ByteDance is using GPT-4 to train its models

ByteDance got busted using responses from OpenAI’s AI models to secretly develop their own chatbot. This action is not acceptable as it violates the rules set by OpenAI and Microsoft. The Verge's Alex brought this to light, leading to OpenAI suspending ByteDance's account on their platform.

What is going on here?

ByteDance leaned hard on OpenAI's API to develop Project Seed, knowing it was illegal.

What does this mean?

ByteDance extensively relied on OpenAI's API throughout the development of its chatbot, Project Seed, encompassing tasks such as training and performance testing. It's important to note that using the outputs of AI models for training new models is generally prohibited by OpenAI and many other AI companies.

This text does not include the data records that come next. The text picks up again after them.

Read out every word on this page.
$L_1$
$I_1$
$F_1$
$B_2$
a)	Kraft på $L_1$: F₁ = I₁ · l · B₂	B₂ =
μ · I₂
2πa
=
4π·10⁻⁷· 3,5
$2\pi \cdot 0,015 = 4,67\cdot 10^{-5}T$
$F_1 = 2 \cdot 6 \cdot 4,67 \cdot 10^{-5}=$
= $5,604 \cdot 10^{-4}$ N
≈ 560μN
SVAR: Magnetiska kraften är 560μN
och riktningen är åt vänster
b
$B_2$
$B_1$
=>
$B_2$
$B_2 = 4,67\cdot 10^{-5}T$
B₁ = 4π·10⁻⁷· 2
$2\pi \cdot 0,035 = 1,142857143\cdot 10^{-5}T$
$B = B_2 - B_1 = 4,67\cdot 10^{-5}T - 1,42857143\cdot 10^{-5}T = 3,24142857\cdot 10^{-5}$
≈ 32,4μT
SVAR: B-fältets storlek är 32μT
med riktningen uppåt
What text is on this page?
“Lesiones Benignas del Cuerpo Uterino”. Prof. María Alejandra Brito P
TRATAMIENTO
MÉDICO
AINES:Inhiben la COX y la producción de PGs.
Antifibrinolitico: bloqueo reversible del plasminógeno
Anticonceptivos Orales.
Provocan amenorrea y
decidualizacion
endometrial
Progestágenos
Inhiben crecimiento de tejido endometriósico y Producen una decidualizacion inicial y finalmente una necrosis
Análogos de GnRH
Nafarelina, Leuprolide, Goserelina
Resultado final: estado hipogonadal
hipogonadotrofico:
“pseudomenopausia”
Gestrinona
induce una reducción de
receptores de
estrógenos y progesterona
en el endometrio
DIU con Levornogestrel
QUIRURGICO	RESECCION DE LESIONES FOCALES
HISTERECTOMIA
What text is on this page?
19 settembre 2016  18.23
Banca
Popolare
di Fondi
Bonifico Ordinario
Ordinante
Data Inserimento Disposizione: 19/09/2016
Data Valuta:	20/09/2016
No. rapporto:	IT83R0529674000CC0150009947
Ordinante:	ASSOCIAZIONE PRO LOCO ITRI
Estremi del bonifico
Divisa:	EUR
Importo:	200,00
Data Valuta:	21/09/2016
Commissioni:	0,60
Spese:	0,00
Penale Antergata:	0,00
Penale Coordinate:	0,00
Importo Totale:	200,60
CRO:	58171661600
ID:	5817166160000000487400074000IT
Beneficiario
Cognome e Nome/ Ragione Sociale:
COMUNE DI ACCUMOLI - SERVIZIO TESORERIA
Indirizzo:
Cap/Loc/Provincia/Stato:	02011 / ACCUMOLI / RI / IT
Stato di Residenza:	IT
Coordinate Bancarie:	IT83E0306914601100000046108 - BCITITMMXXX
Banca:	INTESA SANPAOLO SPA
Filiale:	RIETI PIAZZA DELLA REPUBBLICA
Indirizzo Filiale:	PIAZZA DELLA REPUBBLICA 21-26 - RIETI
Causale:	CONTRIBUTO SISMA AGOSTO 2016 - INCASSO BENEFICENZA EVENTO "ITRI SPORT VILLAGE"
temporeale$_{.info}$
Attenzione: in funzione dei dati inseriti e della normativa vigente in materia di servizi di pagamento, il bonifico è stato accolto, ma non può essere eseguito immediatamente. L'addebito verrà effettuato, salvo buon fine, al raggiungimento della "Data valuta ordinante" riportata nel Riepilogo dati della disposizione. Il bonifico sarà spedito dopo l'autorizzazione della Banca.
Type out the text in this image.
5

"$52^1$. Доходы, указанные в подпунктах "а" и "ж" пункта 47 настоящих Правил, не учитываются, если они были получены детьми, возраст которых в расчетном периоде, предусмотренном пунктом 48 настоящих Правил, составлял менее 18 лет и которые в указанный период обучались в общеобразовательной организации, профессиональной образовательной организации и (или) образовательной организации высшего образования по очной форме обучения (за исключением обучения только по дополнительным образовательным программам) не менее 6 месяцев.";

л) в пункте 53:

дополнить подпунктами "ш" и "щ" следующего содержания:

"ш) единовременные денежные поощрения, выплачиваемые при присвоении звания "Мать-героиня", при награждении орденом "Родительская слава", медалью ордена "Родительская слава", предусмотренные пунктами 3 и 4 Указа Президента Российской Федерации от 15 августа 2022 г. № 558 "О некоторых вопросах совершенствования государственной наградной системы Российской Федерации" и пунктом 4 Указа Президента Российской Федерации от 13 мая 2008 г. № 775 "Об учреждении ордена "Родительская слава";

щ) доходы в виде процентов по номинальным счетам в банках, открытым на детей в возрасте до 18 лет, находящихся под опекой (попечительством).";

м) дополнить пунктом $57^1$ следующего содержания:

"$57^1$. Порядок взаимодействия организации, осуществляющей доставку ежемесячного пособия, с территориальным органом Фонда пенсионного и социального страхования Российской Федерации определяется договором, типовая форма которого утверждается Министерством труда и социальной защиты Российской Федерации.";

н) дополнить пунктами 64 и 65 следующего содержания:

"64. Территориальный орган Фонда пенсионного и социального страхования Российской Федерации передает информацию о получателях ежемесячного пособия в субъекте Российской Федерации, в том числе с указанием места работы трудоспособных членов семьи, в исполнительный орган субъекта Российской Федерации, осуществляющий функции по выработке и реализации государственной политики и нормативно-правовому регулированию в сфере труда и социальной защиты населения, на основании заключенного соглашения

Despite ByteDance instructing its team to cease using text generated by GPT models for training, the API was still covertly employed to assess the performance of Project Seed. The ByteDance team faces immense pressure to achieve a level of performance comparable to GPT-3.5 by the end of 2023 and GPT-4 by mid-2024.

In response to this breach of rules, OpenAI has suspended ByteDance's API account. Notably, the majority of ByteDance's utilization of OpenAI's services occurred through Microsoft Azure.

Why should I care?

Startups have been leveraging synthetic data generated by GPT-4 to train their models for several months without encountering significant resistance from OpenAI. Similarly, open-source models undergoing fine-tuning based on GPT responses have faced minimal pushback. However, the landscape might change as more prominent companies, such as ByteDance, engage in similar practices. It is anticipated that OpenAI may adopt a more stringent stance in response to the increased use of its models by larger entities.